Malgré le soutien de plusieurs acteurs politiques libanais, dont le ministère de l’Information, la tentative de saisir la Cour pénale internationale (CPI) pour enquêter sur les crimes commis dans le sud du Liban a été bloquée au dernier moment. Le Liban et Israël ne sont pas signataires du statut de Rome, empêchant ainsi une saisine directe de la CPI. En mai dernier, une initiative parlementaire libanaise visait à contourner cet obstacle par une disposition exceptionnelle du statut de Rome, mais elle a échoué.

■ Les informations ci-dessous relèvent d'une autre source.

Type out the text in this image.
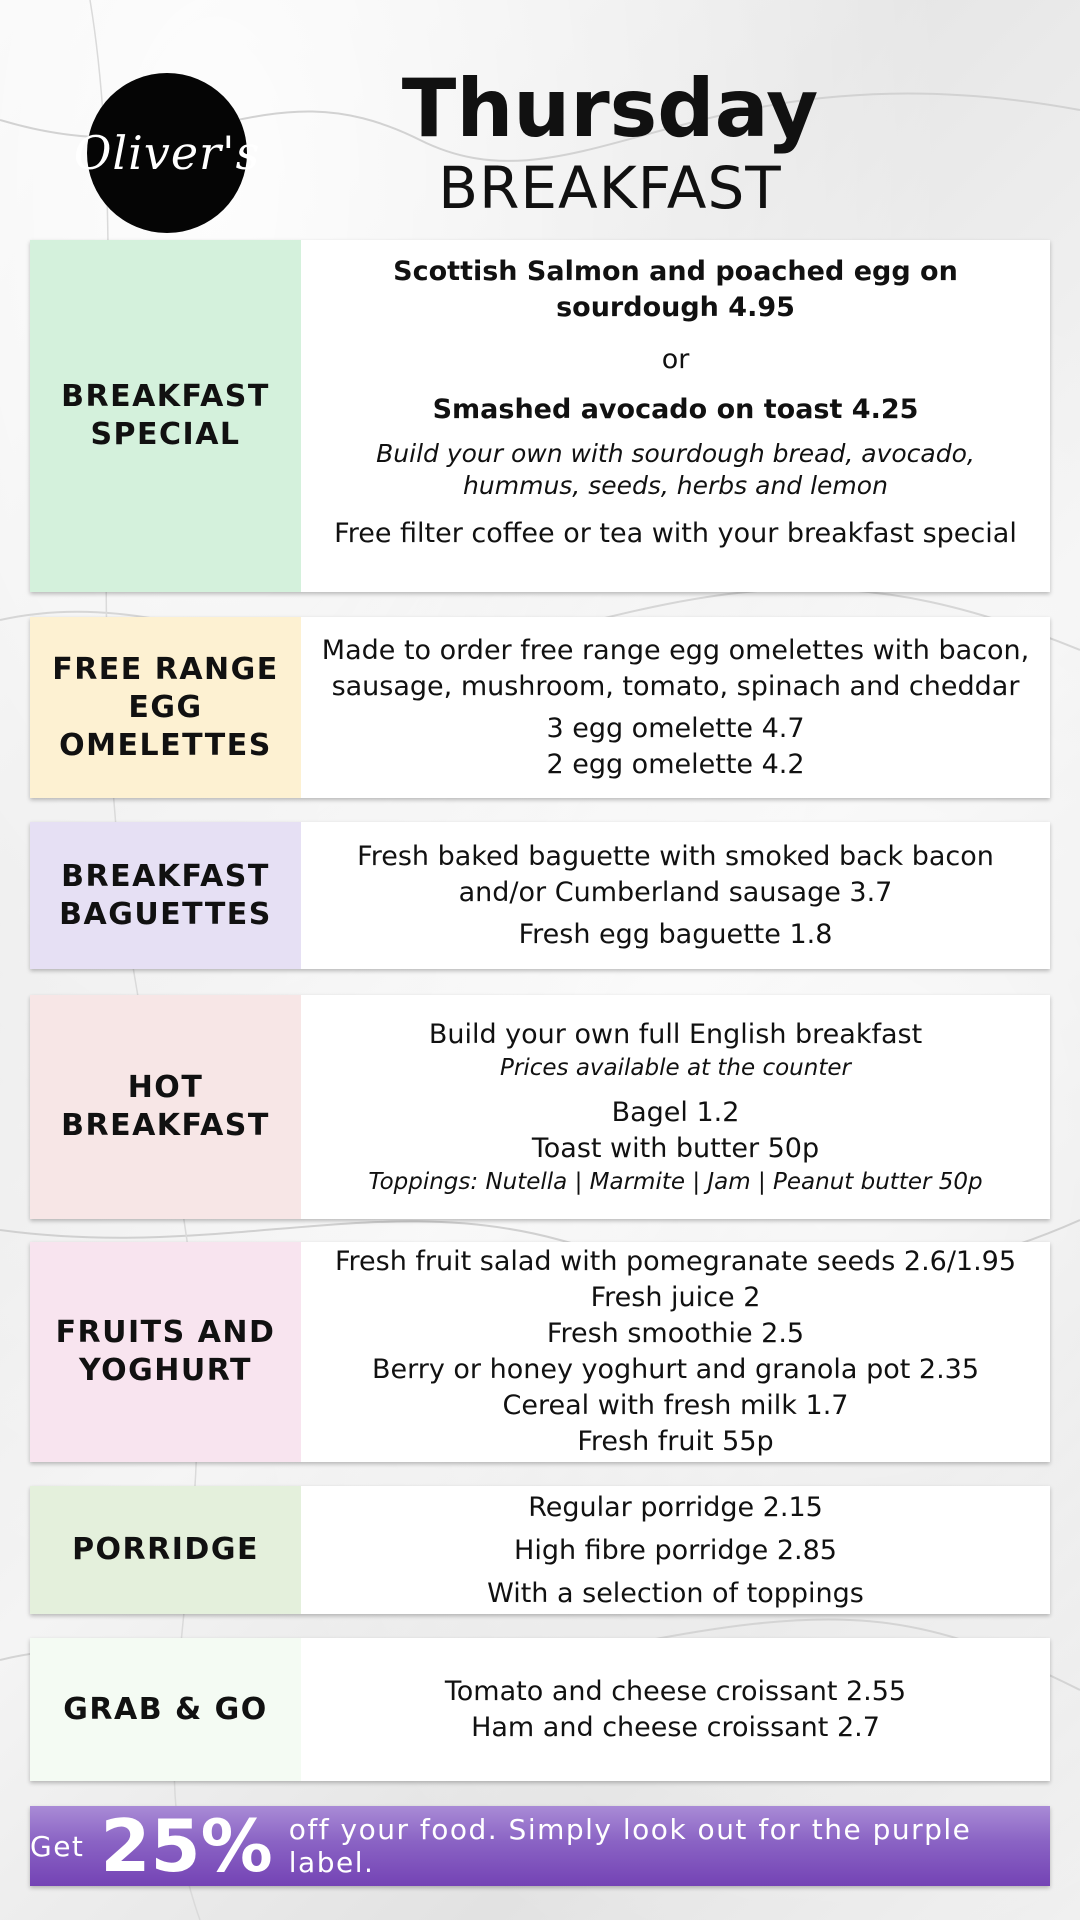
Oliver's Thursday
BREAKFAST
BREAKFAST SPECIAL
Scottish Salmon and poached egg on sourdough 4.95
or
Smashed avocado on toast 4.25
Build your own with sourdough bread, avocado, hummus, seeds, herbs and lemon
Free filter coffee or tea with your breakfast special
FREE RANGE EGG OMELETTES
Made to order free range egg omelettes with bacon, sausage, mushroom, tomato, spinach and cheddar
3 egg omelette 4.7
2 egg omelette 4.2
BREAKFAST BAGUETTES
Fresh baked baguette with smoked back bacon and/or Cumberland sausage 3.7
Fresh egg baguette 1.8
HOT BREAKFAST
Build your own full English breakfast
Prices available at the counter
Bagel 1.2
Toast with butter 50p
Toppings: Nutella | Marmite | Jam | Peanut butter 50p
FRUITS AND YOGHURT
Fresh fruit salad with pomegranate seeds 2.6/1.95
Fresh juice 2
Fresh smoothie 2.5
Berry or honey yoghurt and granola pot 2.35
Cereal with fresh milk 1.7
Fresh fruit 55p
PORRIDGE
Regular porridge 2.15
High fibre porridge 2.85
With a selection of toppings
GRAB & GO
Tomato and cheese croissant 2.55
Ham and cheese croissant 2.7
Get 25% off your food. Simply look out for the purple label.
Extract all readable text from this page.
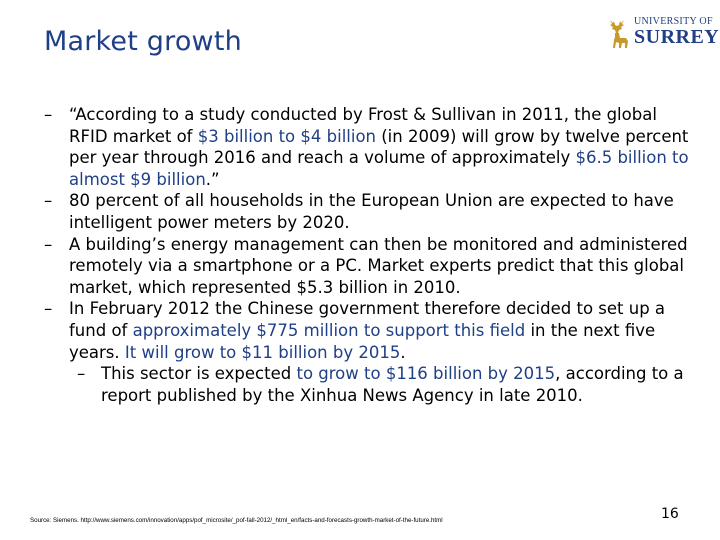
Market growth
UNIVERSITY OF
SURREY
– “According to a study conducted by Frost & Sullivan in 2011, the global RFID market of $3 billion to $4 billion (in 2009) will grow by twelve percent per year through 2016 and reach a volume of approximately $6.5 billion to almost $9 billion.”
– 80 percent of all households in the European Union are expected to have intelligent power meters by 2020.
– A building’s energy management can then be monitored and administered remotely via a smartphone or a PC. Market experts predict that this global market, which represented $5.3 billion in 2010.
– In February 2012 the Chinese government therefore decided to set up a fund of approximately $775 million to support this field in the next five years. It will grow to $11 billion by 2015.
– This sector is expected to grow to $116 billion by 2015, according to a report published by the Xinhua News Agency in late 2010.
Source: Siemens. http://www.siemens.com/innovation/apps/pof_microsite/_pof-fall-2012/_html_en/facts-and-forecasts-growth-market-of-the-future.html	16
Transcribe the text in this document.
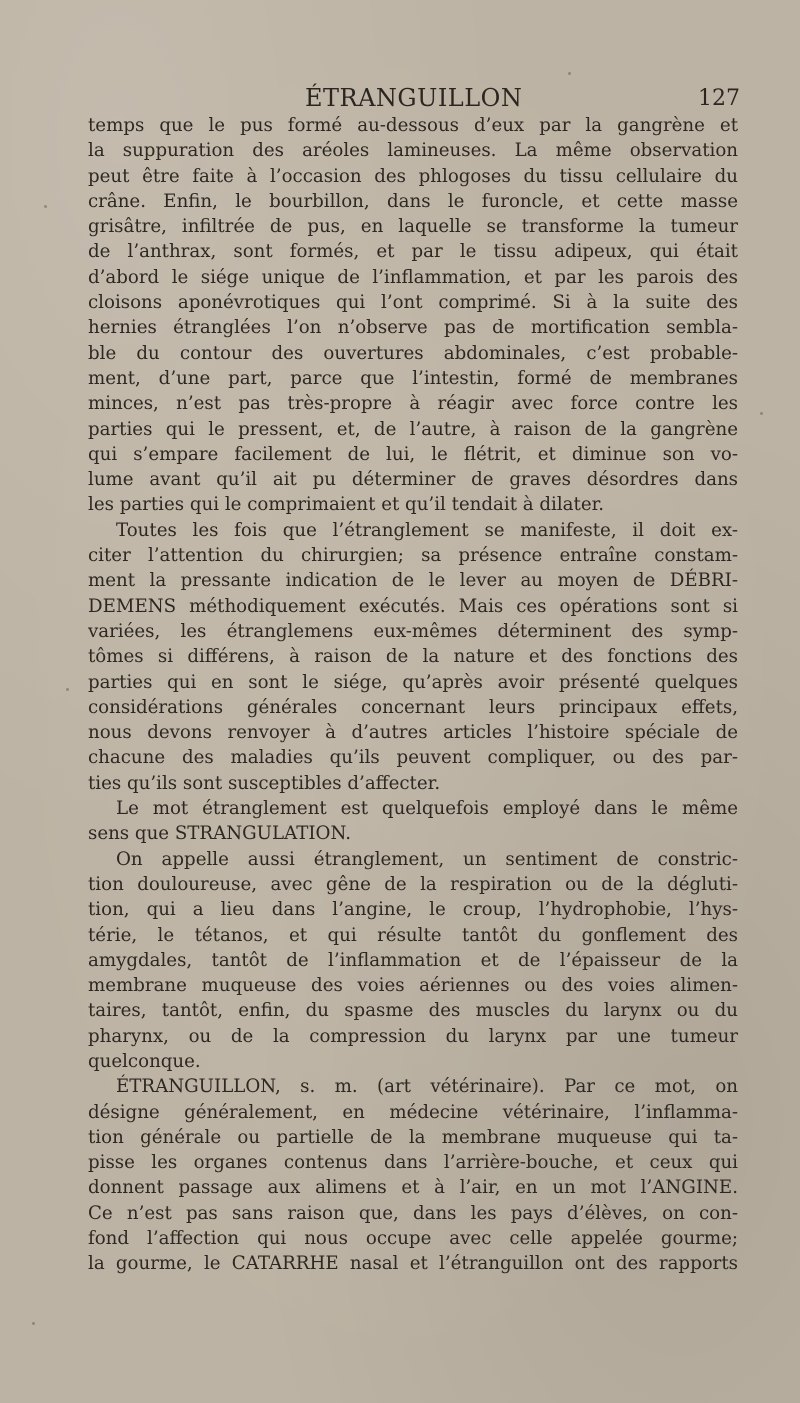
ÉTRANGUILLON	127
temps que le pus formé au-dessous d’eux par la gangrène et
la suppuration des aréoles lamineuses. La même observation
peut être faite à l’occasion des phlogoses du tissu cellulaire du
crâne. Enfin, le bourbillon, dans le furoncle, et cette masse
grisâtre, infiltrée de pus, en laquelle se transforme la tumeur
de l’anthrax, sont formés, et par le tissu adipeux, qui était
d’abord le siége unique de l’inflammation, et par les parois des
cloisons aponévrotiques qui l’ont comprimé. Si à la suite des
hernies étranglées l’on n’observe pas de mortification sembla-
ble du contour des ouvertures abdominales, c’est probable-
ment, d’une part, parce que l’intestin, formé de membranes
minces, n’est pas très-propre à réagir avec force contre les
parties qui le pressent, et, de l’autre, à raison de la gangrène
qui s’empare facilement de lui, le flétrit, et diminue son vo-
lume avant qu’il ait pu déterminer de graves désordres dans
les parties qui le comprimaient et qu’il tendait à dilater.
Toutes les fois que l’étranglement se manifeste, il doit ex-
citer l’attention du chirurgien; sa présence entraîne constam-
ment la pressante indication de le lever au moyen de DÉBRI-
DEMENS méthodiquement exécutés. Mais ces opérations sont si
variées, les étranglemens eux-mêmes déterminent des symp-
tômes si différens, à raison de la nature et des fonctions des
parties qui en sont le siége, qu’après avoir présenté quelques
considérations générales concernant leurs principaux effets,
nous devons renvoyer à d’autres articles l’histoire spéciale de
chacune des maladies qu’ils peuvent compliquer, ou des par-
ties qu’ils sont susceptibles d’affecter.
Le mot étranglement est quelquefois employé dans le même
sens que STRANGULATION.
On appelle aussi étranglement, un sentiment de constric-
tion douloureuse, avec gêne de la respiration ou de la dégluti-
tion, qui a lieu dans l’angine, le croup, l’hydrophobie, l’hys-
térie, le tétanos, et qui résulte tantôt du gonflement des
amygdales, tantôt de l’inflammation et de l’épaisseur de la
membrane muqueuse des voies aériennes ou des voies alimen-
taires, tantôt, enfin, du spasme des muscles du larynx ou du
pharynx, ou de la compression du larynx par une tumeur
quelconque.
ÉTRANGUILLON, s. m. (art vétérinaire). Par ce mot, on
désigne généralement, en médecine vétérinaire, l’inflamma-
tion générale ou partielle de la membrane muqueuse qui ta-
pisse les organes contenus dans l’arrière-bouche, et ceux qui
donnent passage aux alimens et à l’air, en un mot l’ANGINE.
Ce n’est pas sans raison que, dans les pays d’élèves, on con-
fond l’affection qui nous occupe avec celle appelée gourme;
la gourme, le CATARRHE nasal et l’étranguillon ont des rapports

Les autorités israéliennes, de leur côté, continuent de faire obstruction. En décembre 2023, un porte-parole militaire israélien a reconnu l’incident, mais a tenté de le justifier en évoquant une « zone de combat active ». Aucune enquête officielle n’a été rendue publique par Israël, et les appels répétés des organisations internationales et des proches des victimes restent sans réponse.
La guerre en toile de fond
Ce climat d’impunité s’inscrit dans un contexte plus large de violence croissante entre les forces israéliennes et le Hezbollah, avec des tirs transfrontaliers fréquents depuis le début de la guerre à Gaza en octobre 2023. Ce conflit a exacerbé les tensions dans la région, rendant la couverture médiatique de plus en plus risquée pour les journalistes.
RSF et les autres organisations continuent d’exiger que la Commission d’enquête des Nations Unies se saisisse du dossier et fasse toute la lumière sur les circonstances entourant la mort d’Issam Abdallah. Ils réclament également que des poursuites soient engagées contre les auteurs de cette attaque, afin que justice soit enfin rendue, non seulement pour Issam, mais aussi pour tous les journalistes qui continuent de risquer leur vie pour informer le monde.
Alors que le premier anniversaire de sa mort approche, l’espoir d’obtenir justice pour Issam Abdallah demeure fragile. Mais pour sa famille, ses collègues et les défenseurs de la liberté de la presse, le combat continue.